Hi I wan't sure if I should post in the toddler section or in the weaning section so if this needs to be moved, I am sorry!
I have 2.5 year old son who was weaned this past July at 28 months old. Weaning was a really smooth transition; we slowly decreased nursing naturally and then when we went on a 2 week vacation at the beginning of the summer he would fall asleep exhausted most nights and so nursing just naturally stopped.
Everything went fine for the next two months after weaning until sometime in late August when all of a sudden he became totally boob obsessed. He never asks to nurse but he CONSTANTLY tries to touch my boobs. If he hugs me he bounces his face against them. If I pick him up he tries to run his hand across them and if I don't catch his hand quick enough he will pinch my nipple. He tries to put his mouth on them if I pick him up sometimes too. He asks me for a "hug" about 50 times a day (I am not exaggerating at all.. maybe underestimating!) and every single time I give him a hug he tries to pinch my boobs or nipples. I can't even just sit on the couch without him coming over and trying to sneak a grab.
I know this doesn't seem like a huge deal but it has gotten so bad that I cringe when he asks for a hug or asks me to hold him. I realize that sounds extreme but it is absolutely constant. No more than 5 or 10 minutes go by throughout the day where I don't feel like I am defending my boobs from poking and prodding. It is making me feel violated almost because it is so unwanted. This morning I cried out of just sheer frustration with the whole situation.
I have tried ignoring it and it gets way worse, almost like he feels he has permission if I ignore it.

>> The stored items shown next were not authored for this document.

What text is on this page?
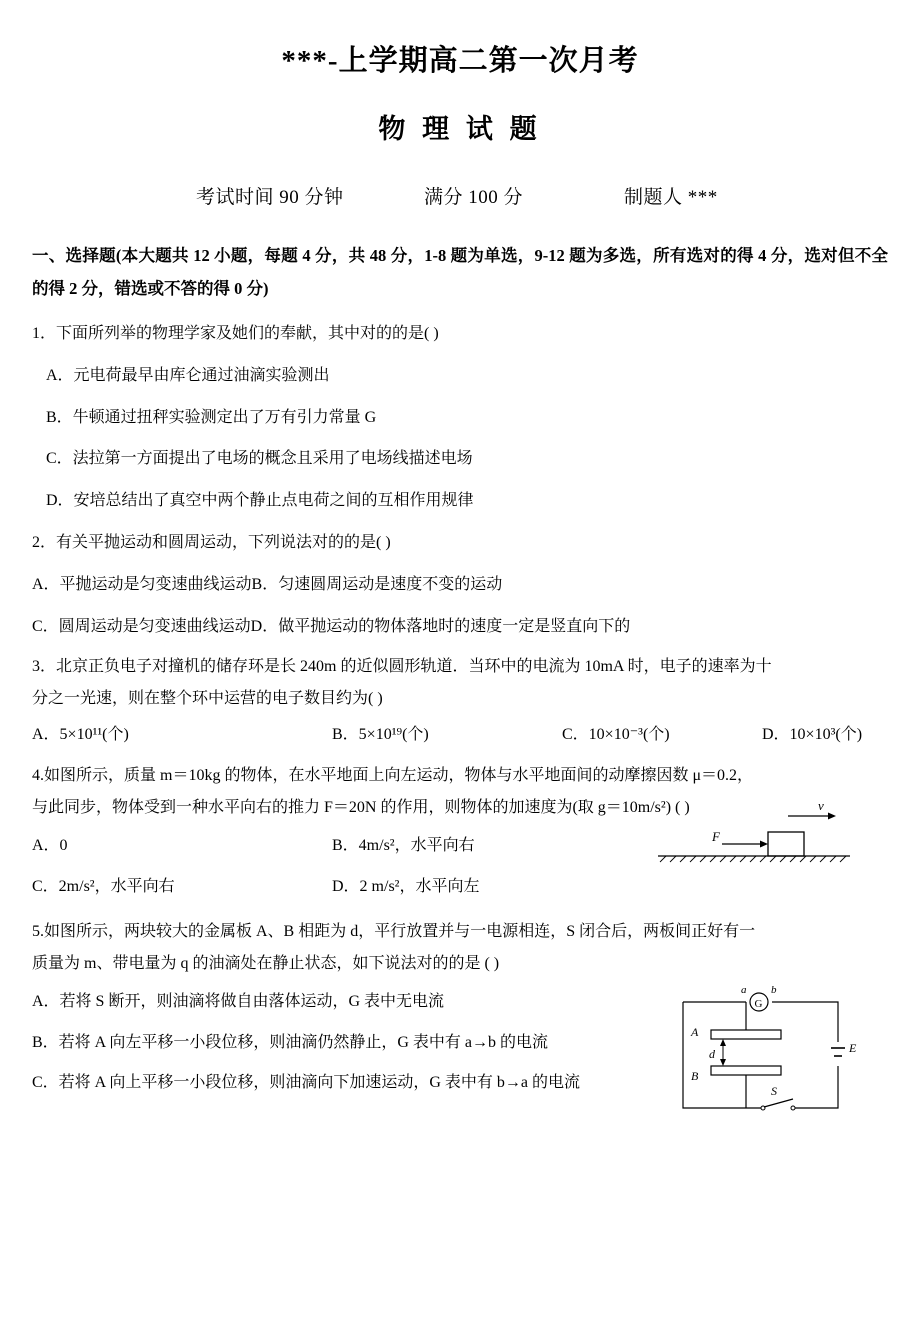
***-上学期高二第一次月考
物 理 试 题
考试时间 90 分钟	满分 100 分	制题人 ***
一、选择题(本大题共 12 小题，每题 4 分，共 48 分，1-8 题为单选，9-12 题为多选，所有选对的得 4 分，选对但不全的得 2 分，错选或不答的得 0 分)
1．下面所列举的物理学家及她们的奉献，其中对的的是( )
A．元电荷最早由库仑通过油滴实验测出
B．牛顿通过扭秤实验测定出了万有引力常量 G
C．法拉第一方面提出了电场的概念且采用了电场线描述电场
D．安培总结出了真空中两个静止点电荷之间的互相作用规律
2．有关平抛运动和圆周运动，下列说法对的的是( )
A．平抛运动是匀变速曲线运动B．匀速圆周运动是速度不变的运动
C．圆周运动是匀变速曲线运动D．做平抛运动的物体落地时的速度一定是竖直向下的
3．北京正负电子对撞机的储存环是长 240m 的近似圆形轨道．当环中的电流为 10mA 时，电子的速率为十
分之一光速，则在整个环中运营的电子数目约为( )
A．5×10¹¹(个)	B．5×10¹⁹(个)	C．10×10⁻³(个)	D．10×10³(个)
4.如图所示，质量 m＝10kg 的物体，在水平地面上向左运动，物体与水平地面间的动摩擦因数 μ＝0.2，
与此同步，物体受到一种水平向右的推力 F＝20N 的作用，则物体的加速度为(取 g＝10m/s²) ( )
A．0	B．4m/s²，水平向右
C．2m/s²，水平向右	D．2 m/s²，水平向左
F
v
5.如图所示，两块较大的金属板 A、B 相距为 d，平行放置并与一电源相连，S 闭合后，两板间正好有一
质量为 m、带电量为 q 的油滴处在静止状态，如下说法对的的是 ( )
A．若将 S 断开，则油滴将做自由落体运动，G 表中无电流
B．若将 A 向左平移一小段位移，则油滴仍然静止，G 表中有 a→b 的电流
C．若将 A 向上平移一小段位移，则油滴向下加速运动，G 表中有 b→a 的电流
G
a b
A
B
d	E
S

I have tried just talking to him about it, about how mommy doesn't really like to have her boobs pinched or whatever but the only thing that changed is that now when he is doing it he says "me not touching your boobs" even though he blatantly is. He also does that toddler thing where they look at you sideways while doing something to gauge your reaction so I know that he realizes that it is something I am not okay with. I even tried time-out one time even though that isn't a strategy I usually use but I just felt so angry at the moment and didn't know what else to do.
I know this is very long-winded but it is just something I really want to fix! I feel so sad that when my little boy wants a hug or to be held that I cringe inside. I just want to be able to hold him or play with him without feeling violated!
Any suggestions or just sympathy is greatly appreciated!!